Most people advocate a “crash” start when implementing Scrum. Don’t think, just go!

It’s very difficult to explain the advantages of Scrum when the customer is not used to “agile” thinking. Because Scrum delivers tangible results in short increments one could think it’s possibly better to let the results do the talking.

Here in the Netherlands the Prince2 project management method is widely used. Prince2 has a “controlled start” phase in which an elaborate project plan is created. Only after approval of this plan the project is started. Interestingly, this startup phase is considered to be a major success factor within the Prince2 method.

Is there any use for a controlled start when implementing Scrum?

May be it is a cultural thing (or maybe it’s me) but I find it very difficult to sell the Scrum approach without a project plan.
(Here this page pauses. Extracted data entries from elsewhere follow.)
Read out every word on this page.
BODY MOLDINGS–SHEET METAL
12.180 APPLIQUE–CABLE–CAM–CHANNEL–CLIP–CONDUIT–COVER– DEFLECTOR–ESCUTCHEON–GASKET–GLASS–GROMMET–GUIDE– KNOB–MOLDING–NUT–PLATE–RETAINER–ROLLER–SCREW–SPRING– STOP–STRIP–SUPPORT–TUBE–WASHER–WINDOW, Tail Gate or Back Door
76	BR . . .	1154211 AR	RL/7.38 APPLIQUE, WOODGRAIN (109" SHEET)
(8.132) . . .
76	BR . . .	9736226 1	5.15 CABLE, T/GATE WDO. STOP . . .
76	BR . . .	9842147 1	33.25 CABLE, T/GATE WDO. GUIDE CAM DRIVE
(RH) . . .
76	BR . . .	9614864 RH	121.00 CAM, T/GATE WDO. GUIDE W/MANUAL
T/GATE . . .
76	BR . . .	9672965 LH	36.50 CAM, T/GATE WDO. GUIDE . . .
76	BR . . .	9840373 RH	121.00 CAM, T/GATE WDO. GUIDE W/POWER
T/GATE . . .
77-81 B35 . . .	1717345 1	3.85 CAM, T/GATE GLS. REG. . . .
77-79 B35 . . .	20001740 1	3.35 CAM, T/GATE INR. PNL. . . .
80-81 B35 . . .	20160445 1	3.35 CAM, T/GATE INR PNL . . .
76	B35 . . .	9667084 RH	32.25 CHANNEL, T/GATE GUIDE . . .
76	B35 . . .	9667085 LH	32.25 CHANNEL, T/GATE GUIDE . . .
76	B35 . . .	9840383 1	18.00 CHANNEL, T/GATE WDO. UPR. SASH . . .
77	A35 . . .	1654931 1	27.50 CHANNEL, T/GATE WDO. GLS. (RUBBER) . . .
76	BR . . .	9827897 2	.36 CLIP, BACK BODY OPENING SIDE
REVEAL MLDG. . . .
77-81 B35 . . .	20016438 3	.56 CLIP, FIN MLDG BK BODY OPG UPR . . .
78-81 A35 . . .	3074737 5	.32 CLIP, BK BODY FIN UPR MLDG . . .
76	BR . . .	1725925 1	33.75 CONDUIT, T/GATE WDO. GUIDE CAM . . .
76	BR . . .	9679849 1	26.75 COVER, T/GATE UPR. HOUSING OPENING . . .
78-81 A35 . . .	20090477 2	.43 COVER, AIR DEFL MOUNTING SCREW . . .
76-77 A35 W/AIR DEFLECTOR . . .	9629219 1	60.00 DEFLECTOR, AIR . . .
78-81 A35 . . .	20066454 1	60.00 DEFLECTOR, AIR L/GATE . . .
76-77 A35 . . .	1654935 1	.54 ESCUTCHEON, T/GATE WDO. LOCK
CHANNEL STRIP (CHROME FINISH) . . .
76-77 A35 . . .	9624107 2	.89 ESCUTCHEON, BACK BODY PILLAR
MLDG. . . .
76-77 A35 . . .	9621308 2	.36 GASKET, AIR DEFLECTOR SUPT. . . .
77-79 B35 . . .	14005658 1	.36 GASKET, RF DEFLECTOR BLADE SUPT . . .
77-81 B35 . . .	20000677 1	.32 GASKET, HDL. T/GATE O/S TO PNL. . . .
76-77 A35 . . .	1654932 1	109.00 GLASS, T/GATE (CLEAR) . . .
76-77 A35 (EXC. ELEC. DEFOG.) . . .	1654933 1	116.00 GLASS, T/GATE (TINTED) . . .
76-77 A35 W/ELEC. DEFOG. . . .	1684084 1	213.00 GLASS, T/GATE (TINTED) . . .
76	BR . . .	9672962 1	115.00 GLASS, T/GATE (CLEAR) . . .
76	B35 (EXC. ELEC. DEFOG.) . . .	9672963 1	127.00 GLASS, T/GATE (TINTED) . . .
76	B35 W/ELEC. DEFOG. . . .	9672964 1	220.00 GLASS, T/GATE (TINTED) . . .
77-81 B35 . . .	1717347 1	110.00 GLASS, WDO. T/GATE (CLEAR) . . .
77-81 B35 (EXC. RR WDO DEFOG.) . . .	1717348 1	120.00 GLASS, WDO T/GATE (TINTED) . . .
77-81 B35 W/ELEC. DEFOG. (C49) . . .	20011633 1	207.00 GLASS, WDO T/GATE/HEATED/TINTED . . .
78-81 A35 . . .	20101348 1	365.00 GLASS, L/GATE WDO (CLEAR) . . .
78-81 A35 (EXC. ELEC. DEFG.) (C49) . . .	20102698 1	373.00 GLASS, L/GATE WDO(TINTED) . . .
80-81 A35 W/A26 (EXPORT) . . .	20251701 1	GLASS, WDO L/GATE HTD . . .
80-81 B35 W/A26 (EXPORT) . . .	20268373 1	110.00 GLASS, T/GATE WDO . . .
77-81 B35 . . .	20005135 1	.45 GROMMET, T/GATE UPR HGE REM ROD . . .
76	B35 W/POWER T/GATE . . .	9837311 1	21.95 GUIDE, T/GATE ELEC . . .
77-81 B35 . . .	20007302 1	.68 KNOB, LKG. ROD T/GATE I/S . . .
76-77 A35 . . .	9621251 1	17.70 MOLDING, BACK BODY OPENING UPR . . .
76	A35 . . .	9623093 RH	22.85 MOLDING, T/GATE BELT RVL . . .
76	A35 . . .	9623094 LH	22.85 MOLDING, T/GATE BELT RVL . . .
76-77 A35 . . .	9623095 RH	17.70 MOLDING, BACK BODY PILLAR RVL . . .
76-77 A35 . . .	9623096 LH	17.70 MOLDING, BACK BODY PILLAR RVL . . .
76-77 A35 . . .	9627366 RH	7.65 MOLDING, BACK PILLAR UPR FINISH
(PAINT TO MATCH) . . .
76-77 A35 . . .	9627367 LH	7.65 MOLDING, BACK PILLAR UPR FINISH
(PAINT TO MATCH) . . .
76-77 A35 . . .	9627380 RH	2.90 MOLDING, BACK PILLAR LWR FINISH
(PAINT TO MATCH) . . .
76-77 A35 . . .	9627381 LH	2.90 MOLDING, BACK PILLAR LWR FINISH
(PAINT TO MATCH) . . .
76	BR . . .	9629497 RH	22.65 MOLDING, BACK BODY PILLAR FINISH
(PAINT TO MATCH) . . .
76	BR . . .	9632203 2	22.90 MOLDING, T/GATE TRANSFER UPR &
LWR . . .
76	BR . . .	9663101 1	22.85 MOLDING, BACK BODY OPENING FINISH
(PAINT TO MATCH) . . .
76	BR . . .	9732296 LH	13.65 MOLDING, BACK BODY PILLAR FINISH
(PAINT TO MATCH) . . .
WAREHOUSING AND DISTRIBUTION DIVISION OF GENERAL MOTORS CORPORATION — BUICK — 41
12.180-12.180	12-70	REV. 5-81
On the other hand, I find it quite easy to create a project plan when implementing Scrum. Because the customer is used to Prince2 I create a Prince2 project plan (a so called “Project Initiation Document”).

When possible I use Prince2 terminology (like “Stage” in stead of ” Sprint”). I also propose a Project Board which isn’t a Scrum thing but complements Scrum very well.
The Scrum specifics like a “Product Backlog” or “User Stories” are also part of the plan.

This way the customer has a more “traditional” feeling to the Scrum process and it becomes much more easy to get things going.